For the AI professionals out there

The 3D risk response is generated when executing hyperparameter optimization of one machine learning pipeline. The worst investment strategies, with lowest annual return, are the results of random misconfigurations of the pipeline. Those misconfigurations would never happen in production since we know they are incorrect by design, but we allowed the system to generate such misconfigurations for exploratory research.

It would be a mistake to believe that the investment strategies shown in the 3D risk response are simple trading algorithms. That would make Aidvisors as simple as algorithmic trading and it is NOT the case. Actually, without going in much details, each investment strategy that you see in the 3D risk response is a huge ensemble. Each investment strategy is made-up of hundreds of thousands of trading algorithms, which are optimized by thousands of predictors such as neural nets, which are optimized into ensembles of predictors. For each investment strategy, there are a minimum of three (3) evolution chains which track the best trading algorithms, the best predictors and the best ensemble of predictors. For instance, you could visualize each evolution chain as a movie of daily 3D risk response, each frame of the movie being the 3D risk response for one day. And there are three (3) of these movies in parallel.

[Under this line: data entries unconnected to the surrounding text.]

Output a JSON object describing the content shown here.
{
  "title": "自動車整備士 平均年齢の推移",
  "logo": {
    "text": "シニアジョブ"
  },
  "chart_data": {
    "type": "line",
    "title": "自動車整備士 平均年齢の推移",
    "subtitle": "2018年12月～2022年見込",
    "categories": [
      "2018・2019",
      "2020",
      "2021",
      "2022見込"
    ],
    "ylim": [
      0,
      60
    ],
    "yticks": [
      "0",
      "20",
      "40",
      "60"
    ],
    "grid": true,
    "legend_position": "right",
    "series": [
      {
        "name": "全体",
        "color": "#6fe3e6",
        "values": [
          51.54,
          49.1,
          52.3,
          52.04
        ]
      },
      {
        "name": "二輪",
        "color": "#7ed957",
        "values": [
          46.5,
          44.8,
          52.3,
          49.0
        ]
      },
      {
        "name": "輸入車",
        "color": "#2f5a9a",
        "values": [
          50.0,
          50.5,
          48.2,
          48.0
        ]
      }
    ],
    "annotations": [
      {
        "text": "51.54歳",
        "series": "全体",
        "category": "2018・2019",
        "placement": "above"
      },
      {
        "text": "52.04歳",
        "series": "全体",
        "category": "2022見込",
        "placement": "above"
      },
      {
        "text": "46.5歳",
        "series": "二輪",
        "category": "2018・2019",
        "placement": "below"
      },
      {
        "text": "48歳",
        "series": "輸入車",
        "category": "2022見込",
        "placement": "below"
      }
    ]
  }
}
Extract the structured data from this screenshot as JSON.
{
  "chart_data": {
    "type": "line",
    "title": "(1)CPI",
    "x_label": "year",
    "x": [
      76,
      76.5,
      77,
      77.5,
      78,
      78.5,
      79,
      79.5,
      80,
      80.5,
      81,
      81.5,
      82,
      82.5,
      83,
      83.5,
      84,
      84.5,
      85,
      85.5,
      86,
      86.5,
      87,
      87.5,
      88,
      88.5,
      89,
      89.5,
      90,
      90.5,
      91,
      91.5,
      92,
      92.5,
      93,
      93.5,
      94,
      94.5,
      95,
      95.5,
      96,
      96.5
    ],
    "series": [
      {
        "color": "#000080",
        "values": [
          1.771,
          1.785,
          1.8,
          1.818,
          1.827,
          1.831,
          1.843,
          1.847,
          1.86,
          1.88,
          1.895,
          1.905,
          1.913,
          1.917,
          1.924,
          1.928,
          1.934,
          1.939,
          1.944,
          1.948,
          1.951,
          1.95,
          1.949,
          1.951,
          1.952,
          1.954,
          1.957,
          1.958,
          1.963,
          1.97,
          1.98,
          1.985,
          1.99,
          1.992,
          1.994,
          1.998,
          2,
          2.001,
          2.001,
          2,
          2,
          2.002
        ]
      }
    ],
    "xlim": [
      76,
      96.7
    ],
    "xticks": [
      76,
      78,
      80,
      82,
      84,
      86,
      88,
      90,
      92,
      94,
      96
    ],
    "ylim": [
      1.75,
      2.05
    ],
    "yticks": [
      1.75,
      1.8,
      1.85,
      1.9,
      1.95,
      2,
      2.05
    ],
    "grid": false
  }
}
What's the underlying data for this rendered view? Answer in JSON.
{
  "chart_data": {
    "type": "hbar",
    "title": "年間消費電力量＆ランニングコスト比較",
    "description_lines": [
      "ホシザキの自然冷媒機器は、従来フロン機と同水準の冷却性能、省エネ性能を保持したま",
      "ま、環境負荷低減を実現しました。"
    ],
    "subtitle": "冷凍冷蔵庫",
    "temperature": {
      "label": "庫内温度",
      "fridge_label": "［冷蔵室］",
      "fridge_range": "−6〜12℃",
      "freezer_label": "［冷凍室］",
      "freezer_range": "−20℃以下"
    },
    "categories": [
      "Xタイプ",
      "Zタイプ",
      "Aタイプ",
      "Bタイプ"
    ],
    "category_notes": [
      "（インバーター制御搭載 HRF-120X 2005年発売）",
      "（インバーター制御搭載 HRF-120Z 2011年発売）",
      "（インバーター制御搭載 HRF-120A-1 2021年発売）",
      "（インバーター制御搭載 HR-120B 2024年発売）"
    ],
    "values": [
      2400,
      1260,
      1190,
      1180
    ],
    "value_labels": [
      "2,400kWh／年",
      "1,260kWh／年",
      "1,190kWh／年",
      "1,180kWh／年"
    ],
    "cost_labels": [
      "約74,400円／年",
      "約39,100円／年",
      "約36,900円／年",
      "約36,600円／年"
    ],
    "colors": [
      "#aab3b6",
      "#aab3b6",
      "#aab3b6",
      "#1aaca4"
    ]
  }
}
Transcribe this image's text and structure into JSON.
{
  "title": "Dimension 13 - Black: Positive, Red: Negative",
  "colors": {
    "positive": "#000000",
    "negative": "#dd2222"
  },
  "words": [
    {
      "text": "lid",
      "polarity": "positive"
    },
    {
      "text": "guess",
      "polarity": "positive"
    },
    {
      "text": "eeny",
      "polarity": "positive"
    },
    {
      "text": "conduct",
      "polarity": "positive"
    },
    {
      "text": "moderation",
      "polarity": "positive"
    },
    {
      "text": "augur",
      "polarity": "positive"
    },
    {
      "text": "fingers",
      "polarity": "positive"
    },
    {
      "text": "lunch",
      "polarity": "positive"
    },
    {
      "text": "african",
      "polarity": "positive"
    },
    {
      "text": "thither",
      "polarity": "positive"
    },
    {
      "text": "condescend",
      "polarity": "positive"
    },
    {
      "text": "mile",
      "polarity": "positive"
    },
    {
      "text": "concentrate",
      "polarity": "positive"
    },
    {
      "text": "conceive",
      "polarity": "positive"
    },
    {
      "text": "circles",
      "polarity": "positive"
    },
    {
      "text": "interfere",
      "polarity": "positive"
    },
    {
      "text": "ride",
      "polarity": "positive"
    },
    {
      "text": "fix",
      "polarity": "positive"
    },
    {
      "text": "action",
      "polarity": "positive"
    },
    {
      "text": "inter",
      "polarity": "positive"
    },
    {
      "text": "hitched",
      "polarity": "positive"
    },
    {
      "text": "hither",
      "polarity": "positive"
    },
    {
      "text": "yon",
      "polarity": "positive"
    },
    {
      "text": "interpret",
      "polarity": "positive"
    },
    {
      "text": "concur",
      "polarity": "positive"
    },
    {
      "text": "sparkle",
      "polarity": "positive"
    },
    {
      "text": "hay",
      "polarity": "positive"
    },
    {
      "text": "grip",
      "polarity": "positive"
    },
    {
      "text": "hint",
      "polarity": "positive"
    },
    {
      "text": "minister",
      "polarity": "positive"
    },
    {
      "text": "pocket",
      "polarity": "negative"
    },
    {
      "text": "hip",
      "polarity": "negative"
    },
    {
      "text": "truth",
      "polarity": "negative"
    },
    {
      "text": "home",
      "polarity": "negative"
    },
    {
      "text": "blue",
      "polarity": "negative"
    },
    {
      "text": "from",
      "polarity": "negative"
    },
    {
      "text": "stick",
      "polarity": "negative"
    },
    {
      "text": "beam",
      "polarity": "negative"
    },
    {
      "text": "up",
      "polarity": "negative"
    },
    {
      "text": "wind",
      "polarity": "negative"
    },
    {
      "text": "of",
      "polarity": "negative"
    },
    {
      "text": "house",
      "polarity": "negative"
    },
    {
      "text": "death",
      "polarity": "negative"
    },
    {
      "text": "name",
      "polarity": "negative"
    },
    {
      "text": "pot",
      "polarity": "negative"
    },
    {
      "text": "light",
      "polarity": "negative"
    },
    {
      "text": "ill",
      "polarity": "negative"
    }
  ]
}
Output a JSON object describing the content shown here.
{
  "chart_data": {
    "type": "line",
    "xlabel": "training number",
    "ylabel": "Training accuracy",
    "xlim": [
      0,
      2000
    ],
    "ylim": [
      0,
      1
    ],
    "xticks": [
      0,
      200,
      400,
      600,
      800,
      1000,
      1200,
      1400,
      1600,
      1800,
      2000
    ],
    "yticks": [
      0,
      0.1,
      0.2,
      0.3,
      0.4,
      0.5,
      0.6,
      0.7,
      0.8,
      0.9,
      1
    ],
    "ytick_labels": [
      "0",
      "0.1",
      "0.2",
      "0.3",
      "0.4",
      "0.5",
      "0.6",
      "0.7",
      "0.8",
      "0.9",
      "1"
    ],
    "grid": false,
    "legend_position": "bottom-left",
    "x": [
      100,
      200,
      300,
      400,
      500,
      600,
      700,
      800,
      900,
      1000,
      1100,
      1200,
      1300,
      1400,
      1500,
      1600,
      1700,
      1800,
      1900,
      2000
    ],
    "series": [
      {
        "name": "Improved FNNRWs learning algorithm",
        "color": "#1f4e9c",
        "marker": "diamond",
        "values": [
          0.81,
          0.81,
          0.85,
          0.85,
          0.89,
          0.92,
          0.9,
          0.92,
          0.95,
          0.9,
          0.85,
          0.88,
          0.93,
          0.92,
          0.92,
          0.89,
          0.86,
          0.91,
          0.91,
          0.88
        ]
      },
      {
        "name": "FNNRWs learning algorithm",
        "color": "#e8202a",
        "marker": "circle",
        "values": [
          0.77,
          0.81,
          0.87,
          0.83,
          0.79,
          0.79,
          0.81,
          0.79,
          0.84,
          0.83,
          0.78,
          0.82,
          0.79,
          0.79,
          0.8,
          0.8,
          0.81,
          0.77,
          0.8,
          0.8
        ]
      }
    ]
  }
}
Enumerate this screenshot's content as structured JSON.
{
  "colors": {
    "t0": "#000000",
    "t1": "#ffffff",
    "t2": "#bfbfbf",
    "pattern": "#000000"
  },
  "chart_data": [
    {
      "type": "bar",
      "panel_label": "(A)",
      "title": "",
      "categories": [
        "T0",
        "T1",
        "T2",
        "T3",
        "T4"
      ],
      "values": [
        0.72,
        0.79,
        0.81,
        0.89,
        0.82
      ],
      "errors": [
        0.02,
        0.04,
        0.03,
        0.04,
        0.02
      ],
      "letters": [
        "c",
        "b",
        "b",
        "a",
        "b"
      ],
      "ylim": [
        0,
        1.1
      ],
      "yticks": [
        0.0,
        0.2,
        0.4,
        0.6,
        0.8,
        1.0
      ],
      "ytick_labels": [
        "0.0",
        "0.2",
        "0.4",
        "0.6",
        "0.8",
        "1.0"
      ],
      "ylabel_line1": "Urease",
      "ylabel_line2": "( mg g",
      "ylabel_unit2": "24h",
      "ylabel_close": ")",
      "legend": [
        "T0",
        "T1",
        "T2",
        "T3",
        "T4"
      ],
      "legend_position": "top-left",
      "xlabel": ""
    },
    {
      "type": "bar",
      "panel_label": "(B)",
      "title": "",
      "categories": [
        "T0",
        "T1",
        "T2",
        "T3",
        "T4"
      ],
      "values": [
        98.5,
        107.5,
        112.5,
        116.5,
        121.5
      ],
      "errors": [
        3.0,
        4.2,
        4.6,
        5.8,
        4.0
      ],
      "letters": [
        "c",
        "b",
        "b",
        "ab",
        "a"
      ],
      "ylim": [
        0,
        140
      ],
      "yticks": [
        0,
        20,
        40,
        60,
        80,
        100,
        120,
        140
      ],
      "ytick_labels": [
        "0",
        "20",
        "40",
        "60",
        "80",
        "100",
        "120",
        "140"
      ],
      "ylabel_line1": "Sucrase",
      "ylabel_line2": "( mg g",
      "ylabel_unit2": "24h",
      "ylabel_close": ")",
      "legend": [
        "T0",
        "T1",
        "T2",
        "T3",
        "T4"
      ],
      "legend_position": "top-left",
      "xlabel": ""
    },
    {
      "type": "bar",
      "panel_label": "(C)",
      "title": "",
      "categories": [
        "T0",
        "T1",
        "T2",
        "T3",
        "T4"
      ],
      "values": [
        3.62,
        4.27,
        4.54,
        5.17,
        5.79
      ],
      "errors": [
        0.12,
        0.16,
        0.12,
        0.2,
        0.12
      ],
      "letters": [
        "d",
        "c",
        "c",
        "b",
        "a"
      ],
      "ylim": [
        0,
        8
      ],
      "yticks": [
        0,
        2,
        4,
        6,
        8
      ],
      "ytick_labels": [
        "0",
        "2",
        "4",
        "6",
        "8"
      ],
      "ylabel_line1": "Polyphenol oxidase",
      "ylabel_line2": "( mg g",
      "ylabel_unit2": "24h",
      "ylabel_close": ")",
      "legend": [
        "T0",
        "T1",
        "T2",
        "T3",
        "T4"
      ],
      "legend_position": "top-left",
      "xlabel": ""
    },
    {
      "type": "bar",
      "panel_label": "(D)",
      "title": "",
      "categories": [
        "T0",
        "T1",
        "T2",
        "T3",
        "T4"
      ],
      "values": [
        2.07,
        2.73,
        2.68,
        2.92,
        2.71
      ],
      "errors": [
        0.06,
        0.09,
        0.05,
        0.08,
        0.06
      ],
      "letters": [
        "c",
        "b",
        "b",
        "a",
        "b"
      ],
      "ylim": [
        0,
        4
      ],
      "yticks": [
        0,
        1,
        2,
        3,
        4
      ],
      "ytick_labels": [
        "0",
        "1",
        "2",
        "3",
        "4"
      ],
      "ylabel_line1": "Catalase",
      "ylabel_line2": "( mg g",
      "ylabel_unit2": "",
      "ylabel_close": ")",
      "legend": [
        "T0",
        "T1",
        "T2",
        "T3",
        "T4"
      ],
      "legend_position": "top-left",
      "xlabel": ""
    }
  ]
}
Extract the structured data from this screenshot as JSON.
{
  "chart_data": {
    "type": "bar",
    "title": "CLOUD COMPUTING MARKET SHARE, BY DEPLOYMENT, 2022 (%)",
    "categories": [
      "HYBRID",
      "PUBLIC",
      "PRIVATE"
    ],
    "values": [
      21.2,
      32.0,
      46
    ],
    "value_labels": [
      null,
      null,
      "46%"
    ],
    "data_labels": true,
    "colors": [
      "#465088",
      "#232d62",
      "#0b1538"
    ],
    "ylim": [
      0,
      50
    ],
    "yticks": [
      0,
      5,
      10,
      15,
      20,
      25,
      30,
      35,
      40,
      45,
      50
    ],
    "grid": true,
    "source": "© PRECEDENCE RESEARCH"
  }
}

At some point in the future, we may take the time to create a beautiful interactive movie of all those moving parts behind each investment strategy. But only for our best customers who suffer from intellectual curiosity. Don’t hesitate to let us know if you would be interested in such a movie, it could be a beautiful interactive piece of art to display in your living room!

Otherwise, keep in mind that the 3D risk response is actually a very simplified view of what is happening behind the scene. The 3D risk response is just showing the results of a few hyperparameters used to fine-tune how the machine is learning. Actually those hyperparameters define how to optimize and learn from a lot more other parameters: the parameters of the trading algorithms, the parameters of the predictors, the parameters of the ensembles, etc. And the optimization of the latter parameters occurs on a daily, weekly or monthly basis and are tracked in huge data structure which we call evolution chains.

The most important to understand is:

Aidvisors are not trading algorithms. Aidvisors are complex machine learning pipelines which learn every day and adapt to changes.